Engagée depuis des années auprès des mobilisations locales, la Fondation Danielle Mitterrand se place aux côtés du chef coutumier Roland Sjabere, des habitant.es et de leurs soutiens. Face au manque de considération de la parole autochtone et aux risques pour cet espace de forêt ; l’implantation de la centrale doit se déplacer et le droit à l’autodétermination doit être respecté.

Le projet de Centrale Electrique de l’Ouest Guyanais (CEOG) mêlant du solaire photovoltaïque et une unité de stockage sous forme d’hydrogène vise à fournir l’équivalent de 10 000 foyers de l’ouest de la Guyane qui fait face à des besoins énergétiques importants depuis plusieurs années. Selon le site internet détaillant le projet « CEOG ne consomme que du soleil et de l’eau et ne produit que de l’électricité et de la vapeur d’eau ». Un projet plus vert que vert en perspective pour la Guyane ? Pas si sûr si l’on se penche sur le fond technique du dossier. Mais le problème majeur est surtout son emplacement. Le projet de centrale serait en effet implanté en pleine forêt tout proche (un kilomètre environ) du village autochtone Kali’na Atopo Wepe de 200 habitants près de Saint-Laurent du Maroni. Les villageois demandent le déplacement du projet. Depuis décembre dernier les mobilisations du village menées par le Yopoto (chef coutumier en langue Kali’na) Roland Sjabere sont soutenues par de plus en plus d’associations, organisations autochtones et chefs coutumiers dénonçant le mépris de leur parole. Les actions s’intensifient car le risque d’implantation effective est imminent et les machines démarrent déjà des travaux sur la parcelle en question.

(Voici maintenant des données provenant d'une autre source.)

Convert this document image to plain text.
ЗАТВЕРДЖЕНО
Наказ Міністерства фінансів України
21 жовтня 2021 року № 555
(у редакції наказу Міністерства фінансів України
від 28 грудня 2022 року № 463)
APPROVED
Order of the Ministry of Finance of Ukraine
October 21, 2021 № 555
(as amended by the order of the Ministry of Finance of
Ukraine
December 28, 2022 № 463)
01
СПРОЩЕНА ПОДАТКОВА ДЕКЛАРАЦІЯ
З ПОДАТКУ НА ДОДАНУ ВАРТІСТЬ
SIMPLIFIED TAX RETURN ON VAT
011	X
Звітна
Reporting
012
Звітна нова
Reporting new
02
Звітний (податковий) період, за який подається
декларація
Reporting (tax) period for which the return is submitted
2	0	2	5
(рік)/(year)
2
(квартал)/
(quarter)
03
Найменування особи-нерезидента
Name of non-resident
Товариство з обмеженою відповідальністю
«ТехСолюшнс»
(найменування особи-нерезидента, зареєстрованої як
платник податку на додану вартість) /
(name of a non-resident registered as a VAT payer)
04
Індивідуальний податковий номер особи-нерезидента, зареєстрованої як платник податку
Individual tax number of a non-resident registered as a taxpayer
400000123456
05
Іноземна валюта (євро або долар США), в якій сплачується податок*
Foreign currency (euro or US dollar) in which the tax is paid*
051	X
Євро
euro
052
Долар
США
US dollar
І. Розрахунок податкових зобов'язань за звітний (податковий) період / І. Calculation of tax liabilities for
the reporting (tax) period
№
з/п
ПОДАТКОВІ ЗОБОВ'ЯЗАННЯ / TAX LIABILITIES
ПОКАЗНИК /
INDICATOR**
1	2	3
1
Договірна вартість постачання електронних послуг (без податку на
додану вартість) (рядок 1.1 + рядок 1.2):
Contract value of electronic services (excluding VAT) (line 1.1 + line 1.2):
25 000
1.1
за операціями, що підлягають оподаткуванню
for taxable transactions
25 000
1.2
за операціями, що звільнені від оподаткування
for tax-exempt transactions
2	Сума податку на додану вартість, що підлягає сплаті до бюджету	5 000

Sur le plan environnemental, premier élément étonnant : la zone d’emprise de la centrale est au sein d’une zone naturelle d’intérêt écologique, faunistique et floristique (ZNIEFF) et du Parc naturel régional de Guyane. Le diagnostic visant à détailler la biodiversité présente sur le terrain réalisé par Biotope pour l’entreprise, aurait pu être beaucoup plus poussé et comporte de sérieuses lacunes de l’avis même des naturalistes qui l’ont effectué sur un temps court et dans des conditions météo défavorables. Malgré cette étude incomplète, il y a tout de même 33 espèces protégées qui ont été clairement identifiées et qui sont directement menacées par la mise en œuvre du projet de centrale. Or, l’entreprise n’a, a priori, pas demandé les dérogations nécessaires pour continuer son projet en toute légalité. Face à cet élément frappant, les habitants du village ont alerté la préfecture de Guyane, le chef de service de l’Office Français de la Biodiversité de Guyane et les porteurs du projet dans un courrier daté du 14 décembre dernier. A ce stade ils n’ont aucun retour mais une chose est sûre : ils comptent bien aller jusqu’en justice s’il le faut pour stopper ce massacre de biodiversité prévu par les industriels. Ils ont d’ailleurs d’ores et déjà lancé une cagnotte en ligne afin de pouvoir engager un avocat et faire face aux nombreuses dépenses qui seront nécessaires dans ce potentiel bras de fer juridique.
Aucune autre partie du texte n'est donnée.